Fenomena lowongan “SMA tapi pengalaman lima tahun” bukan sekadar lelucon di media sosial. Ia memiliki dampak sosial nyata yang serius.
Semakin sedikit lulusan baru yang bisa masuk pasar kerja, semakin tinggi angka pengangguran muda.
Orang tua harus menanggung anak-anak mereka lebih lama karena tidak juga diterima bekerja.
Semakin lama seseorang menganggur, semakin sulit mereka memperbaiki kondisi finansialnya.
Jika pintu pertama tidak terbuka, mustahil bisa masuk pintu berikutnya.
Situasi ini bukan hanya persoalan individu, tetapi persoalan negara.
Ada stigma yang berkembang bahwa lulusan SMA tidak bisa bersaing. Ini keliru. Banyak lulusan SMA yang rajin, cekatan, kuat fisik, dan cepat belajar. Mereka tidak meminta perlakuan khusus, mereka hanya meminta kesempatan yang logis dan adil. Sistem yang baik semestinya memberi ruang kepada semua orang untuk berkembang.
Untuk keluar dari lingkaran ilusi meritokrasi dan kesenjangan kesempatan, Indonesia memerlukan perubahan sistemik dalam dunia rekrutmen:
1. Perusahaan harus menurunkan syarat pengalaman yang tidak realistis.

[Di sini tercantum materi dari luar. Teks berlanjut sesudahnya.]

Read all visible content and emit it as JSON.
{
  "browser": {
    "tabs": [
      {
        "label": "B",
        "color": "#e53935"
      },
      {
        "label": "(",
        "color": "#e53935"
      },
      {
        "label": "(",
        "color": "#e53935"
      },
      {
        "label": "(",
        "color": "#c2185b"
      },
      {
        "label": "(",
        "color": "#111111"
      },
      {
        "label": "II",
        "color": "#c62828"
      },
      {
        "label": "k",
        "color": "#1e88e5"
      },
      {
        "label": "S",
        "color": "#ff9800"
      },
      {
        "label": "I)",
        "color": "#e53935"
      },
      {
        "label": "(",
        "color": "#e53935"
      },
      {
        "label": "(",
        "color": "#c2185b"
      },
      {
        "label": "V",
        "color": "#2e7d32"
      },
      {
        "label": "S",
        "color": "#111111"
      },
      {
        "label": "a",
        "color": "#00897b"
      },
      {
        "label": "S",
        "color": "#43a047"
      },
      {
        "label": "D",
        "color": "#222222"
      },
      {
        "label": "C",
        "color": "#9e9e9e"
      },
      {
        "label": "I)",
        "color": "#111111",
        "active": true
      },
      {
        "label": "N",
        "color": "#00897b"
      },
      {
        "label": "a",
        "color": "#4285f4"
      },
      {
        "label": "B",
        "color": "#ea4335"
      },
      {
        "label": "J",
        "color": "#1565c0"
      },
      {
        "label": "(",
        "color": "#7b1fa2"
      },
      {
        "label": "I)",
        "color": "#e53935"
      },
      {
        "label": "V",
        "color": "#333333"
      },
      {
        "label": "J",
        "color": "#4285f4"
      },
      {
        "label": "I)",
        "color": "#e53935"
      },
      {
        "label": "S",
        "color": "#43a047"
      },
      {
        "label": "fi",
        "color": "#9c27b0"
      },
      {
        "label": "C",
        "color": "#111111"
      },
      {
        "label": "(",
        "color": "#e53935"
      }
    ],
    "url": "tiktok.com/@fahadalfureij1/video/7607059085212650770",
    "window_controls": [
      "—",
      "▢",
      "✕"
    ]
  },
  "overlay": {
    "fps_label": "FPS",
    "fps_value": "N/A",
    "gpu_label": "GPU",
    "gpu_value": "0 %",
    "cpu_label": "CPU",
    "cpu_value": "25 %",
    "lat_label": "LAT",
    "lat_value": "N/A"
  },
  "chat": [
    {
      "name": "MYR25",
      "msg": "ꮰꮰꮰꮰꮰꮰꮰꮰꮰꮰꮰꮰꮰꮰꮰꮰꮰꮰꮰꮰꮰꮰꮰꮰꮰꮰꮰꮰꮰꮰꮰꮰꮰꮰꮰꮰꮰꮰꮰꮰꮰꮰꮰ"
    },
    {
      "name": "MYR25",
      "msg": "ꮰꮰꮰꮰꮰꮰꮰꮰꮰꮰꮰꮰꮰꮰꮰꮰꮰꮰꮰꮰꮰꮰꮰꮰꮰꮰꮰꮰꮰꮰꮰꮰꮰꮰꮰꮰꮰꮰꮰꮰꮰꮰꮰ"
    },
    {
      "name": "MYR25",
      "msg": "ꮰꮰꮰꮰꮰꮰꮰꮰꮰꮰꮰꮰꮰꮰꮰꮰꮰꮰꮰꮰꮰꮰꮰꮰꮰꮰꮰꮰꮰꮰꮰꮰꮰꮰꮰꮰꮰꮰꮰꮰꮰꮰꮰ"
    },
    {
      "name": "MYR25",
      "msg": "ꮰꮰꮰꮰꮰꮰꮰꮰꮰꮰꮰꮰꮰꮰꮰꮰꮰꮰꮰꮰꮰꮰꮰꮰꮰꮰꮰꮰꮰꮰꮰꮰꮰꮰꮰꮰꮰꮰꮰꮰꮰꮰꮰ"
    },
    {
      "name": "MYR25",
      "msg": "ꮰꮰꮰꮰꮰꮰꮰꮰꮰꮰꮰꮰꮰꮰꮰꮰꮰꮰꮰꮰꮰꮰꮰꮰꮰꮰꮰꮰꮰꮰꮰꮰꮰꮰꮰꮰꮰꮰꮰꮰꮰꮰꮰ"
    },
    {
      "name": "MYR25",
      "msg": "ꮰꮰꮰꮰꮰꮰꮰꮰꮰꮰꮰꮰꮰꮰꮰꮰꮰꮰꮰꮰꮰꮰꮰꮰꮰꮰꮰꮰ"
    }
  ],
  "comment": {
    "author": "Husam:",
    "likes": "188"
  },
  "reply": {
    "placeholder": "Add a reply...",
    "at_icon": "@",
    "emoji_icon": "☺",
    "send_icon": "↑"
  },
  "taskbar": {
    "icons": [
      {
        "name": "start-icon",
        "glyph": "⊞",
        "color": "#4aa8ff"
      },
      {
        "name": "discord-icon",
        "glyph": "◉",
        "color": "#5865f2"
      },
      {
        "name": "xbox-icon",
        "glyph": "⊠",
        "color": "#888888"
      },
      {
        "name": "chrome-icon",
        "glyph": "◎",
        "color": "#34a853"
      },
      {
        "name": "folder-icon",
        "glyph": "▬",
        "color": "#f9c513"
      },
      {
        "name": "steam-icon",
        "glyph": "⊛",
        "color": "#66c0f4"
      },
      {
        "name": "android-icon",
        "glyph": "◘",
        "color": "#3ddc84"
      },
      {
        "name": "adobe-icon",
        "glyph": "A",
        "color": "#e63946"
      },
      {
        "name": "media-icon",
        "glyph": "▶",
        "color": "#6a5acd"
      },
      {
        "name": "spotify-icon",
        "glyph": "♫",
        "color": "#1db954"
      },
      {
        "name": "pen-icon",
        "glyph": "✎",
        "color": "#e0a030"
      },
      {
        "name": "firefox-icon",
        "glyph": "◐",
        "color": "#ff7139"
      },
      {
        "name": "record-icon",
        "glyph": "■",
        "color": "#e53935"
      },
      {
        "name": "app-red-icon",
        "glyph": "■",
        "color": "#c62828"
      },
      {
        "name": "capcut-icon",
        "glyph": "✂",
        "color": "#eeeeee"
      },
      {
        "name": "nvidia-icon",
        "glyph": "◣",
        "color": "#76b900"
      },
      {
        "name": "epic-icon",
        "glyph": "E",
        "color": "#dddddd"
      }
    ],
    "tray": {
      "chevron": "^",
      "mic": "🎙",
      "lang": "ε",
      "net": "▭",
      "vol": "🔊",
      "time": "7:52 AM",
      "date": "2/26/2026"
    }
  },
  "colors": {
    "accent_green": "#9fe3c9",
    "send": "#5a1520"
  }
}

2. Pemerintah perlu mengawasi dan membuat regulasi rekrutmen yang lebih manusiawi.
3. Perusahaan harus menyediakan pelatihan, magang, dan jalur karir bagi lulusan baru.
4. Pendidikan vokasional dan sertifikasi harus diperluas agar lulusan SMA punya keterampilan formal.
Tanpa perubahan ini, Indonesia akan terus memproduksi tenaga kerja muda yang siap bekerja tetapi tidak pernah diberi kesempatan.
Fenomena lowongan kerja absurd menunjukkan bahwa masalah utama bukan pada kemampuan rakyat Indonesia, tetapi pada sistem rekrutmen yang menutup pintu. Meritokrasi yang sering dipromosikan ternyata hanya berlaku untuk mereka yang sudah dari awal mendapatkan akses dan privilege.
Jika lulusan S1, S2, bahkan S3 pun kesulitan mencari pekerjaan, maka bagaimana dengan lulusan SMA? Mereka menghadapi dinding yang lebih tinggi dan lebih tebal. Mereka tidak ingin diberi keistimewaan; mereka hanya ingin dicoba, dinilai dengan adil, dan diberi kesempatan untuk bekerja dan hidup layak.
"Negara yang sehat adalah negara yang membuka pintu, bukan mempersempitnya".